Okay! We have a conflict. Lets see what conflicts are reported.

try:
    session1.rebase(icechunk.ConflictDetector())
except icechunk.RebaseFailedError as e:
    for conflict in e.conflicts:
        print(f"Conflict at {conflict.path}: {conflict.conflicted_chunks}")

# Conflict at /data: [[0, 0]]

We get a clear indication of the conflict, and the chunks that are conflicting. In this case we have decided that the first session's changes are correct, so we can again use the BasicConflictSolver to resolve the conflict.

session1.rebase(icechunk.BasicConflictSolver(on_chunk_conflict=icechunk.VersionSelection.UseOurs))
session1.commit(message="Update first element of data array")

# 'R4WXW2CYNAZTQ3HXTNK0'

Success! We have now resolved the conflict and committed the changes.

Let's look at the value of the data array to confirm that the conflict was resolved correctly.

session = repo.readonly_session(branch="main")
root = zarr.open_group(session.store, mode="r")
root["data"][0,:]

# array([1, 2, 2, 2, 2, 2, 2, 2, 2, 2], dtype=int32)

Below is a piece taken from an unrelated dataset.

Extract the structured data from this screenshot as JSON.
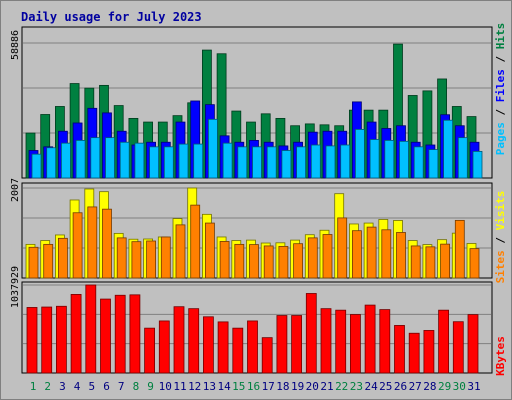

Lastly, if you make changes to non-conflicting chunks or attributes, you can rebase without having to resolve any conflicts.

session1 = repo.writable_session(branch="main")
session2 = repo.writable_session(branch="main")

root1 = zarr.group(session1.store)
root2 = zarr.group(session2.store)

root1["data"][3,:] = 3
root2["data"][4,:] = 4

session1.commit(message="Update fourth row of data array")

try:
    session2.rebase(icechunk.ConflictDetector())
    print("Rebase succeeded")
except icechunk.RebaseFailedError as e:
    print(e.conflicts)

session2.commit(message="Update fifth row of data array")

# Rebase succeeded

And now we can see the data in the data array to confirm that the changes were committed correctly.

session = repo.readonly_session(branch="main")
root = zarr.open_group(session.store, mode="r")
root["data"][:,:]

# array([[1, 2, 2, 2, 2, 2, 2, 2, 2, 2],
#        [0, 0, 0, 0, 0, 0, 0, 0, 0, 0],
#        [0, 0, 0, 0, 0, 0, 0, 0, 0, 0],
#        [3, 3, 3, 3, 3, 3, 3, 3, 3, 3],
#        [4, 4, 4, 4, 4, 4, 4, 4, 4, 4],
#        [0, 0, 0, 0, 0, 0, 0, 0, 0, 0],
#        [0, 0, 0, 0, 0, 0, 0, 0, 0, 0],
#        [0, 0, 0, 0, 0, 0, 0, 0, 0, 0],
#        [0, 0, 0, 0, 0, 0, 0, 0, 0, 0],
#        [0, 0, 0, 0, 0, 0, 0, 0, 0, 0]], dtype=int32)

Limitations

At the moment, the rebase functionality is limited to resolving conflicts with attributes on arrays and groups, and conflicts with chunks in arrays. Other types of conflicts are not able to be resolved by icechunk yet and must be resolved manually.